É claro que devemos distinguir este dos outros movimentos de recusa em Israel, alguns por razões sionistas. Existem organizações que apoiam os reservistas do exército na sua decisão de não servir nos territórios ocupados em 1967, ou seja, na Cisjordânia e na Faixa de Gaza. Além disso, durante o movimento de massa pela “democracia israelense”, alguns reservistas se recusam a servir até que a “ameaça à democracia” desapareça. Eles não têm problemas com a Ocupação, o apartheid e os constantes massacres e crimes de guerra, mas quando os seus privilégios de classe média estão em jogo é aqui que eles traçam o limite. De qualquer forma, é importante mencionar que enquanto escrevo estas linhas, o genocídio em Gaza continua e toda esta retórica desapareceu. Agora todos estão se unindo atrás do exército.

Você conhece algum anarquista palestino ou antiautoritário?

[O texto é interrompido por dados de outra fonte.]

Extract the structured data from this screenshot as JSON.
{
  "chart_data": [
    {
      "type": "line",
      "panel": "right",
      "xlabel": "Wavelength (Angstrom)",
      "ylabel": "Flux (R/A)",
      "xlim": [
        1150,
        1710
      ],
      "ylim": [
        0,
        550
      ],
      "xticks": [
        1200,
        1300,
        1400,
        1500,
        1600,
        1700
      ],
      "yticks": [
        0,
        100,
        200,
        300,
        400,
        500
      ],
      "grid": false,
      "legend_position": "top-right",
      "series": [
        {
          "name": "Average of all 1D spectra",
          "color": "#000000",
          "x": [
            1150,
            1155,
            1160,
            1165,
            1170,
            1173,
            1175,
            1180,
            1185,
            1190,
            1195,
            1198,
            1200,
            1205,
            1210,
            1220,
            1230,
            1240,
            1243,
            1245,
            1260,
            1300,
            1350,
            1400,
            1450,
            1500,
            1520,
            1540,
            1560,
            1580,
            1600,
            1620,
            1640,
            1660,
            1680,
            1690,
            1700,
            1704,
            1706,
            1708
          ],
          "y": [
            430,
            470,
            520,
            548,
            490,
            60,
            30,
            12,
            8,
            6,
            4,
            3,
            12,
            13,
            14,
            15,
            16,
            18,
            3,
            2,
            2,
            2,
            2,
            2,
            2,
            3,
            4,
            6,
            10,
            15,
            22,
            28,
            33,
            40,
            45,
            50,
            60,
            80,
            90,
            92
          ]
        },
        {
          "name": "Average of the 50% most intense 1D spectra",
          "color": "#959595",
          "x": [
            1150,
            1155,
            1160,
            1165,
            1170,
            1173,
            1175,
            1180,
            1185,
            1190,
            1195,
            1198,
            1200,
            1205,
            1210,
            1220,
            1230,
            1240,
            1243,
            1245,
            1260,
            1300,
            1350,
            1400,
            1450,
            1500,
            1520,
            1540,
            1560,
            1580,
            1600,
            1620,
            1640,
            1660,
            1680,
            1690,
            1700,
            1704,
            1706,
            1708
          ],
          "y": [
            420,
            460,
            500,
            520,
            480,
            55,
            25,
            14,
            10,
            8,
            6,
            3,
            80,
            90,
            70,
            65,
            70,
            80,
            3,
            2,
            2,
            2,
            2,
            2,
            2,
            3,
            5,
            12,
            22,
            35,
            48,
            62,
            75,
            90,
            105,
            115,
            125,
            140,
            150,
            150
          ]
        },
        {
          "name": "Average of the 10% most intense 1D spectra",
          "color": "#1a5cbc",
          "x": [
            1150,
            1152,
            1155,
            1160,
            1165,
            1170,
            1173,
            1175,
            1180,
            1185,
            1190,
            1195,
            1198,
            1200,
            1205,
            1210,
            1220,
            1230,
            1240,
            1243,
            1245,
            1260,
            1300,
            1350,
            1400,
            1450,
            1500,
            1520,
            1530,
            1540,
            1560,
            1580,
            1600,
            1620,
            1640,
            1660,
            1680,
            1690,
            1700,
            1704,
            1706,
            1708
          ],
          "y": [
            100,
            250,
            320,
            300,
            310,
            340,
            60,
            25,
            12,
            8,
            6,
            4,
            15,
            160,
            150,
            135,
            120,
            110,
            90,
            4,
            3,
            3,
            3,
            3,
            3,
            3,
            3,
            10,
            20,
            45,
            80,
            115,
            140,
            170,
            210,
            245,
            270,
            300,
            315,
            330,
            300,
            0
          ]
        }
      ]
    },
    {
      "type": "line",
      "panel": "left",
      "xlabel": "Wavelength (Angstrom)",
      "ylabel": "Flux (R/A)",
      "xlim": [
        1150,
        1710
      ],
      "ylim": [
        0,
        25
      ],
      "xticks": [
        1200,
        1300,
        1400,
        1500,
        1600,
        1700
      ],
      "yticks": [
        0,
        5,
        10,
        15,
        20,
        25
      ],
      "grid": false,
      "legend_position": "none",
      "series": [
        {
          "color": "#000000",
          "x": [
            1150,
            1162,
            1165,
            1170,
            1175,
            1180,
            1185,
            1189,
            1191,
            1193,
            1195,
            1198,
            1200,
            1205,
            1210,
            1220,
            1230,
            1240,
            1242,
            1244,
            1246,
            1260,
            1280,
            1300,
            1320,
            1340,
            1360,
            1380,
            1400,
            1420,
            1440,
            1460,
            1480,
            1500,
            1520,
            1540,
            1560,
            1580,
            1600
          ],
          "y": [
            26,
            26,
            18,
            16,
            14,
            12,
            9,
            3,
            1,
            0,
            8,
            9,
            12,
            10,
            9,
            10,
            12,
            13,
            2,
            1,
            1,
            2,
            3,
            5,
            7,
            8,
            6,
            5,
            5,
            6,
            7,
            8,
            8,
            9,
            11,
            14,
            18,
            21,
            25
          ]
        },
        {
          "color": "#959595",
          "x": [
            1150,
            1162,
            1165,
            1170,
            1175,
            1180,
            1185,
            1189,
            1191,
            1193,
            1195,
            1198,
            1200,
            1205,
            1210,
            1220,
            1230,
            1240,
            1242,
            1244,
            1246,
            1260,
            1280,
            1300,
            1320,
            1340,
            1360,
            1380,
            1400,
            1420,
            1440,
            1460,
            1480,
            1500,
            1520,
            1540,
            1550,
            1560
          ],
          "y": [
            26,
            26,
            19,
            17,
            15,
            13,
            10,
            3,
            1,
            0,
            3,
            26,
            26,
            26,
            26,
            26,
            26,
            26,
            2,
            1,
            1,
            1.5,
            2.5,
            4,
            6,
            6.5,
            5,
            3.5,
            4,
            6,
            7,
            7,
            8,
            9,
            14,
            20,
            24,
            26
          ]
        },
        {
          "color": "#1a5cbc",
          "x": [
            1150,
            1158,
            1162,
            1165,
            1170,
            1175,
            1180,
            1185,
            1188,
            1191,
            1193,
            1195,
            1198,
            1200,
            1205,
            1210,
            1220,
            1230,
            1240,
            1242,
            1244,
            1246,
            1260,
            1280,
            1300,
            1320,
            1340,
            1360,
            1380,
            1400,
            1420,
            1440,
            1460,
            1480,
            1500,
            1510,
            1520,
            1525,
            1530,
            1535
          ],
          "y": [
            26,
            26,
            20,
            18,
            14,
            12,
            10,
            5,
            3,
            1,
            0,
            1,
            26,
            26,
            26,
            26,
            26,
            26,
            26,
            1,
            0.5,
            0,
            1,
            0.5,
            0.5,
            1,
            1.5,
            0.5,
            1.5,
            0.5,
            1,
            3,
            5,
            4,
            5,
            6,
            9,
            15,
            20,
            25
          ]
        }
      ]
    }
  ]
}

Dana El-Kurd, uma acadêmica palestina, no seu livro “Polarized and Demobilized-Legacies of Authoritarianism in Palestine” argumenta que a luta palestina não é apenas anticolonial, mas também antiautoritária nas suas raízes. Durante os dias da primeira Intifada, os palestinos tinham uma sociedade civil vibrante, organizando espontaneamente comitês locais para coordenar a luta e responder às necessidades das comunidades locais. Esta revolta foi de natureza democrática e foi combatida contra a vontade da OLP. Mesmo dentro da OLP, como argumenta Edward Said no seu livro “A Questão da Palestina”, a estrutura foi organizada de uma forma muito democrática, com discussões internas e críticas abertas, em completo contraste com a política no mundo árabe, uma área repleta de regimes reacionários e ditadores autoproclamados e monarcas fora de alcance. O movimento de libertação da Palestina sempre foi o movimento mais democrático e progressista da região e inspirou muitos outros movimentos e revoltas antiautoritárias, alguns dos quais vimos durante a Primavera Árabe, e muitos ainda estão em curso. Muitos argumentam que a derrota da esquerda palestina no Líbano, a criação da Autoridade Palestina após os acordos de Oslo e a ascensão do Islã político mudaram o quadro, mas penso que muitas das características originais ainda se mantêm.
Dito tudo isto, não posso realmente dizer que os palestinos alguma vez tenham tido um movimento anarquista per se. Os anarquistas palestinnos existem, mas tal como entre os israelenses, não estão realmente organizados como um movimento, nem posso dizer que seja uma ideia popular. Acredito, porém, que mesmo que o nome anarquismo não esteja sendo usado, os palestinos tendem a se organizar de uma forma anarquista, sem o chamarem assim. Novos grupos guerrilheiros na Cisjordânia nos últimos anos, como o Lion’s Den em Nablus, a Brigada Jenin em Jenin e o Batalhão Balata no campo de refugiados de Balata, se organizam de forma não hierárquica e são não sectários a princípio, abertos a todas as diferentes facções para juntar. Estes grupos de jovens estão completamente fora do controle da Autoridade Palestina e da velha política de facções e partidos, e a sua natureza imprevisível e espontânea constitui um desafio para as autoridades israelenses. Isto também é verdade para a luta popular – as lutas nas aldeias da Cisjordânia onde fomos como Anarchists Against the Wall foram organizadas por comitês populares locais, coordenados entre si e operando sob princípios democráticos.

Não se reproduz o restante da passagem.